Sécurité alimentaire : la société civile a la parole

Depuis une trentaine d'années, l'agriculture a été négligée par les pouvoirs publics du Nord comme du Sud. La crise alimentaire de 2008 et l'éclosion d'émeutes de la faim dans différentes régions du monde aura au moins permis de remettre à l'agenda international la question de l'investissement nécessaire dans le secteur agricole. Mais de quels types d'investissements agricoles le monde-t-il réellement besoin pour assurer le respect du droit à l'alimentation ?

Lors de sa 37ème session qui s'est tenue à Rome en octobre 2011, le Comité intergouvernemental pour la Sécurité Alimentaire (CSA) a décidé de lancer une grande consultation internationale et multi-acteurs pour élaborer, via un processus inclusif et participatif, de véritables principes d'investissements responsables dans l'agriculture (dits "principes rai", en minuscule).

Le Mécanisme de la Société Civile, qui regroupe l'ensemble des organisations de la société civile membres du CSA, se mobilise pour organiser des consultations tout au long de l'année 2013, afin que les organisations paysannes, les organisations de pasteurs ou de pêcheurs artisanaux, les organisations de femmes rurales, les ONG travaillant sur les questions de sécurité alimentaire, les syndicats paysans, les communautés indigènes et l'ensemble des parties prenantes de la société civile puissent faire entendre leur voix. Le Forum Social Mondial de Tunis a été l'occasion pour les représentants du Mécanisme de la Société Civile d'organiser un atelier pour contribuer à ces débats.

Quels types d'investissements agricoles ont actuellement lieu dans votre pays ou votre région ? Quels types d'investissements agricoles voulons-nous promouvoir à l'avenir ? De quels investissements avons-nous besoin pour assurer le respect du droit à l'alimentation ? Des investissements par qui ? Pour qui ? Et pourquoi ? Ces grandes questions fondamentales ont été posées au cours de l'atelier.

Des pistes de réflexion et des débuts de réponses ont été apportés par des représentants d'organisations paysannes et d'ONG tunisiennes, sénégalaises, taïwanaises, indonésiennes, ou argentines. Un consensus fort émerge : il faut renforcer les agricultures paysannes et familiales, qui sont les seules à même d'assurer la sécurité et la souveraineté alimentaires mondiales, sans mettre en péril le droit à l'alimentation des générations futures et dégrader les ressources naturelles de notre planète.

Les investissements dans l'agriculture devraient donc se concentrer sur le développement des techniques agroécologiques, l'irrigation, le stockage, la transformation des matières premières agricoles, l'accès aux marchés, l'indépendance énergétique des communautés paysannes et l'accès à des énergies renouvelables, la formation agricole et le renforcement des capacités des paysannes et des paysans.

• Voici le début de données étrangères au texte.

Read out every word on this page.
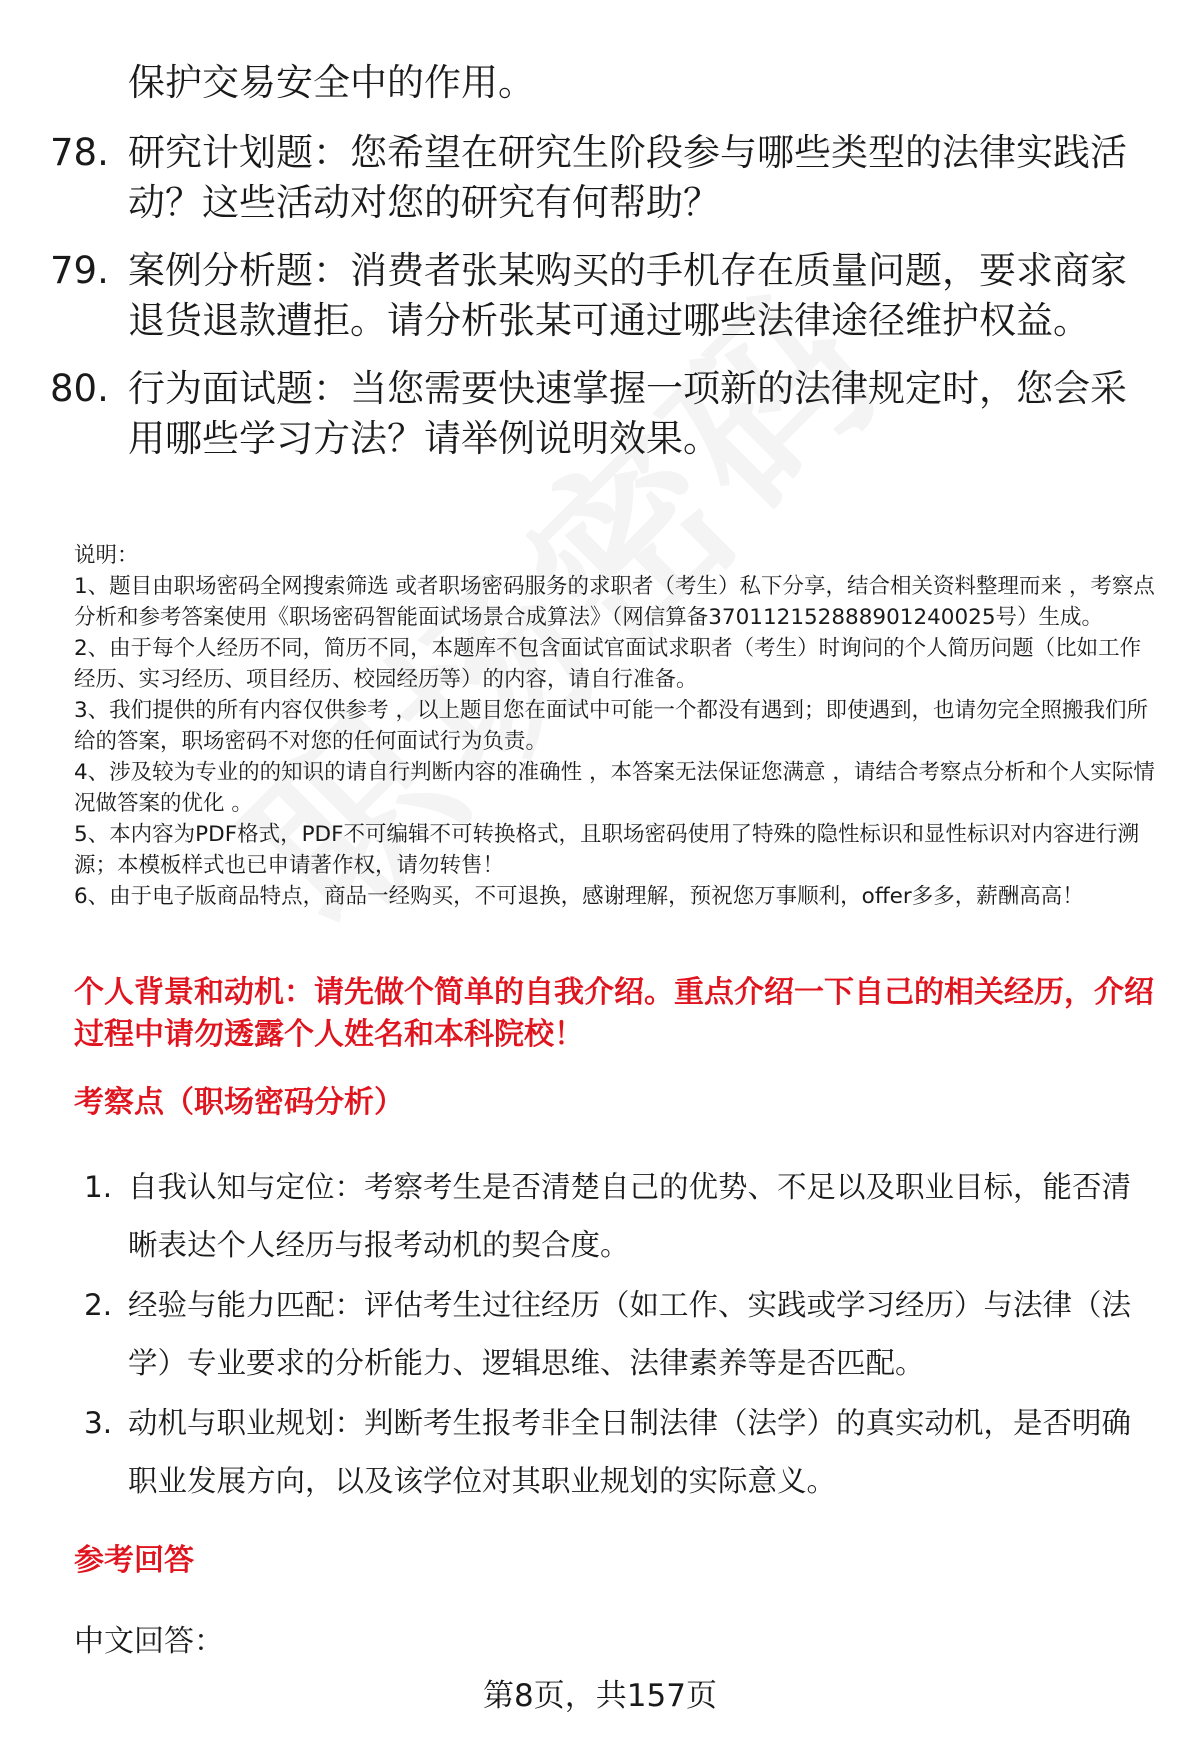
保护交易安全中的作用。
78. 研究计划题：您希望在研究生阶段参与哪些类型的法律实践活动？这些活动对您的研究有何帮助？
79. 案例分析题：消费者张某购买的手机存在质量问题，要求商家退货退款遭拒。请分析张某可通过哪些法律途径维护权益。
80. 行为面试题：当您需要快速掌握一项新的法律规定时，您会采用哪些学习方法？请举例说明效果。

说明：

1、题目由职场密码全网搜索筛选 或者职场密码服务的求职者（考生）私下分享，结合相关资料整理而来 ，考察点分析和参考答案使用《职场密码智能面试场景合成算法》（网信算备370112152888901240025号）生成。

2、由于每个人经历不同，简历不同，本题库不包含面试官面试求职者（考生）时询问的个人简历问题（比如工作经历、实习经历、项目经历、校园经历等）的内容，请自行准备。

3、我们提供的所有内容仅供参考 ，以上题目您在面试中可能一个都没有遇到；即使遇到，也请勿完全照搬我们所给的答案，职场密码不对您的任何面试行为负责。

4、涉及较为专业的的知识的请自行判断内容的准确性 ，本答案无法保证您满意 ，请结合考察点分析和个人实际情况做答案的优化 。

5、本内容为PDF格式，PDF不可编辑不可转换格式，且职场密码使用了特殊的隐性标识和显性标识对内容进行溯源；本模板样式也已申请著作权，请勿转售！

6、由于电子版商品特点，商品一经购买，不可退换，感谢理解，预祝您万事顺利，offer多多，薪酬高高！

个人背景和动机：请先做个简单的自我介绍。重点介绍一下自己的相关经历，介绍过程中请勿透露个人姓名和本科院校！
考察点（职场密码分析）
1. 自我认知与定位：考察考生是否清楚自己的优势、不足以及职业目标，能否清晰表达个人经历与报考动机的契合度。
2. 经验与能力匹配：评估考生过往经历（如工作、实践或学习经历）与法律（法学）专业要求的分析能力、逻辑思维、法律素养等是否匹配。
3. 动机与职业规划：判断考生报考非全日制法律（法学）的真实动机，是否明确职业发展方向，以及该学位对其职业规划的实际意义。
参考回答
中文回答：
第8页，共157页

L'accaparement des terres et de l'eau par des intérêts publics ou privés doit être combattu, les investissements des multinationales doivent être strictement encadrés, et les droits des paysans doivent être reconnus et sécurisés.

Ces propositions vont être approfondies, enrichies, et débattues au cours des différentes étapes de la consultation. Le Mécanisme de la Société Civile pourra alors élaborer un texte d'analyse et de propositions, et participer efficacement aux négociations qui auront lieu à Rome entre février et mai 2014. La version définitive des principes d'investissements responsables dans l'agriculture devrait ensuite être approuvée par les gouvernements en octobre 2014, lors de la 39ème session du CSA.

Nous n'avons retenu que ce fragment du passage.